Thanks a lot for the reply.
Unfortunately, I couldn't find the infomation in the docs. Could you please point out to me where to find how to extract redirect chains from the docs? Apologies, if it is written somewhere I couldn't find it.
But, I figured out that throughout triggered redirects, every new request triggered by a redirect seems to keep the same request_id. So, currently, I work with the following query to extract what I need:
-- Now, just group by old_request_id and aggregate result.
-- The resulting string of each row is supposed to contain the redirect chain originating from old_request_id.
SELECT browser_id, visit_id, old_request_id, string_agg(concat(id, '|||', event_ordinal, '|||', url), '-->' order by event_ordinal)
FROM
(
-- Join http_redirects with http_requests and sort by http_redirect.event_ordinal.
-- Sort by http_redirect.event so that redirects originating from the same request
-- are in the correct order
SELECT hr.browser_id, hr.visit_id, old_request_id, id, event_ordinal, url
FROM
-- Select unique request_ids from http_redirects table.
(
SELECT DISTINCT browser_id, visit_id, old_request_id
FROM http_redirects
) AS distinct_redirects
JOIN http_requests hr ON distinct_redirects.old_request_id = hr.request_id and distinct_redirects.browser_id = hr.browser_id and distinct_redirects.visit_id = hr.visit_id
ORDER BY old_request_id, hr.event_ordinal ASC
) AS ordered_redirects
GROUP BY ordered_redirects.browser_id, ordered_redirects.visit_id, ordered_redirects.old_request_id
Inside columnn redirect_chain of the result, the query is supposed to return tuples of (http_request.id, http_requests.event_ordinal, http_requests.url) separated by an arrows '-->' containing all redirects originating from the first tuple.
I plan to write an extra query which recursively constructs the chains from old_request_url and new_request_url of the http_redirects table to verify the above query.

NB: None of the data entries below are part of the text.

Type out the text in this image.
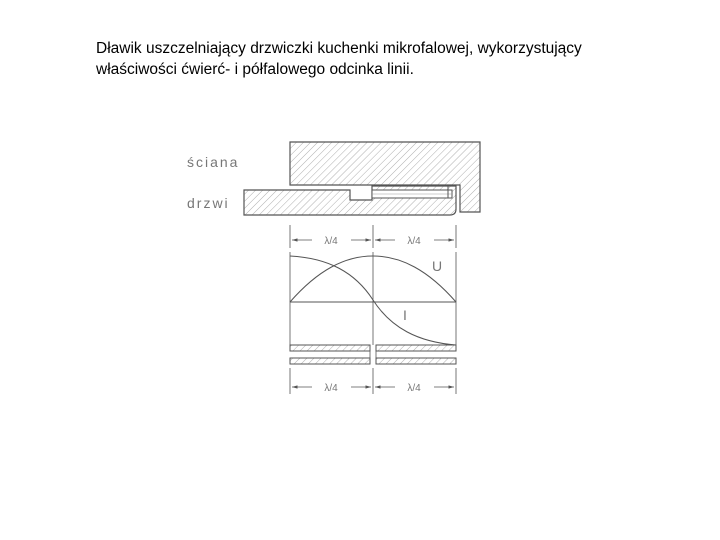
Dławik uszczelniający drzwiczki kuchenki mikrofalowej, wykorzystujący
właściwości ćwierć- i półfalowego odcinka linii.
ściana
drzwi
λ/4	λ/4
U
I
λ/4	λ/4
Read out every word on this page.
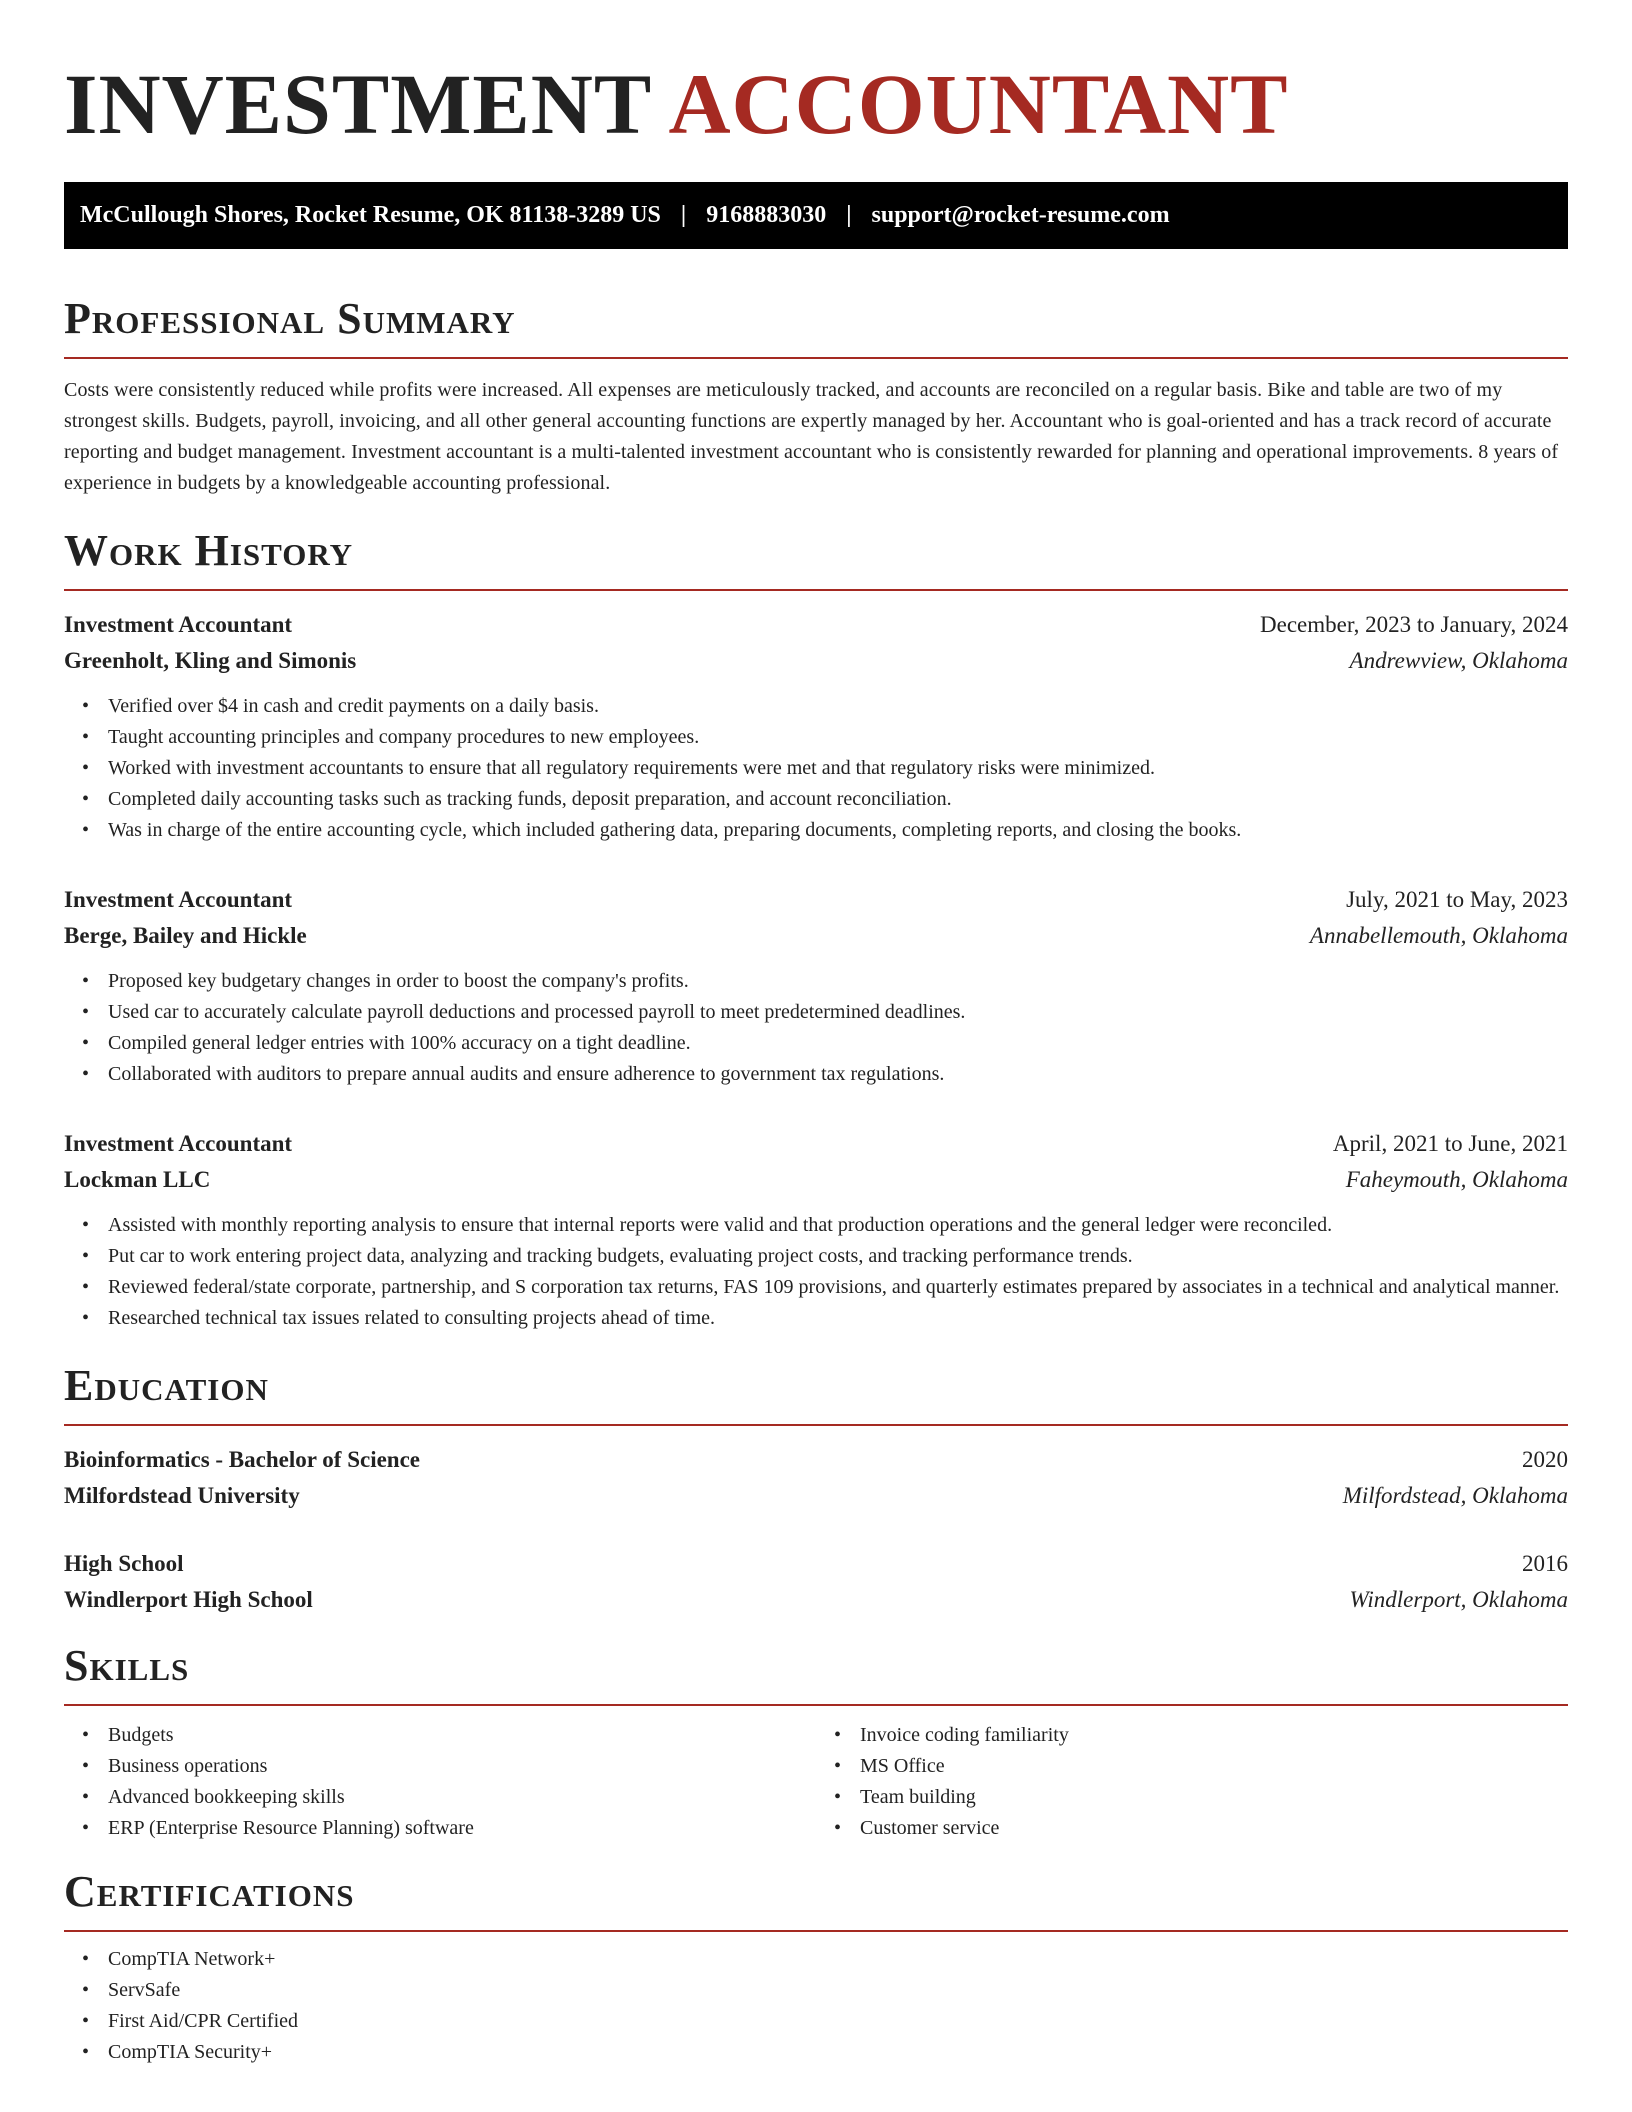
INVESTMENT ACCOUNTANT
McCullough Shores, Rocket Resume, OK 81138-3289 US | 9168883030 | support@rocket-resume.com
Professional Summary
Costs were consistently reduced while profits were increased. All expenses are meticulously tracked, and accounts are reconciled on a regular basis. Bike and table are two of my strongest skills. Budgets, payroll, invoicing, and all other general accounting functions are expertly managed by her. Accountant who is goal-oriented and has a track record of accurate reporting and budget management. Investment accountant is a multi-talented investment accountant who is consistently rewarded for planning and operational improvements. 8 years of experience in budgets by a knowledgeable accounting professional.
Work History
Investment Accountant	December, 2023 to January, 2024
Greenholt, Kling and Simonis	Andrewview, Oklahoma
• Verified over $4 in cash and credit payments on a daily basis.
• Taught accounting principles and company procedures to new employees.
• Worked with investment accountants to ensure that all regulatory requirements were met and that regulatory risks were minimized.
• Completed daily accounting tasks such as tracking funds, deposit preparation, and account reconciliation.
• Was in charge of the entire accounting cycle, which included gathering data, preparing documents, completing reports, and closing the books.
Investment Accountant	July, 2021 to May, 2023
Berge, Bailey and Hickle	Annabellemouth, Oklahoma
• Proposed key budgetary changes in order to boost the company's profits.
• Used car to accurately calculate payroll deductions and processed payroll to meet predetermined deadlines.
• Compiled general ledger entries with 100% accuracy on a tight deadline.
• Collaborated with auditors to prepare annual audits and ensure adherence to government tax regulations.
Investment Accountant	April, 2021 to June, 2021
Lockman LLC	Faheymouth, Oklahoma
• Assisted with monthly reporting analysis to ensure that internal reports were valid and that production operations and the general ledger were reconciled.
• Put car to work entering project data, analyzing and tracking budgets, evaluating project costs, and tracking performance trends.
• Reviewed federal/state corporate, partnership, and S corporation tax returns, FAS 109 provisions, and quarterly estimates prepared by associates in a technical and analytical manner.
• Researched technical tax issues related to consulting projects ahead of time.
Education
Bioinformatics - Bachelor of Science	2020
Milfordstead University	Milfordstead, Oklahoma
High School	2016
Windlerport High School	Windlerport, Oklahoma
Skills
• Budgets
• Business operations
• Advanced bookkeeping skills
• ERP (Enterprise Resource Planning) software
• Invoice coding familiarity
• MS Office
• Team building
• Customer service
Certifications
• CompTIA Network+
• ServSafe
• First Aid/CPR Certified
• CompTIA Security+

But, in case you can confirm that my query above extracts redirect chains it would give me some extra security.
Many thanks, Beni
Unfortunately, I couldn't find the infomation in the docs. Could you please point out to me where to find how to extract redirect chains from the docs? Apologies, if it is written somewhere I couldn't find it.
Sorry for being too terse. It's not documented anywhere, I want to add your comment to an appropriate place and was wondering where you as a user woud look first.
Iirc the methodology you proposed in your second comment is the one we used but unfortunately some of our analysis remained proprietary and I can't find the code to confirm it in OpenWPM-utils. We used Spark and would transform the redirect chain into a list similar to what you proposed with the recursive query.
I can't verify the SQL query right now but if this implements the logic previously described I'd give it tentative approval.
No worries, thanks a lot.
From the current documentation, I would expect the information to be somewhere in the "Schema Documentation" part.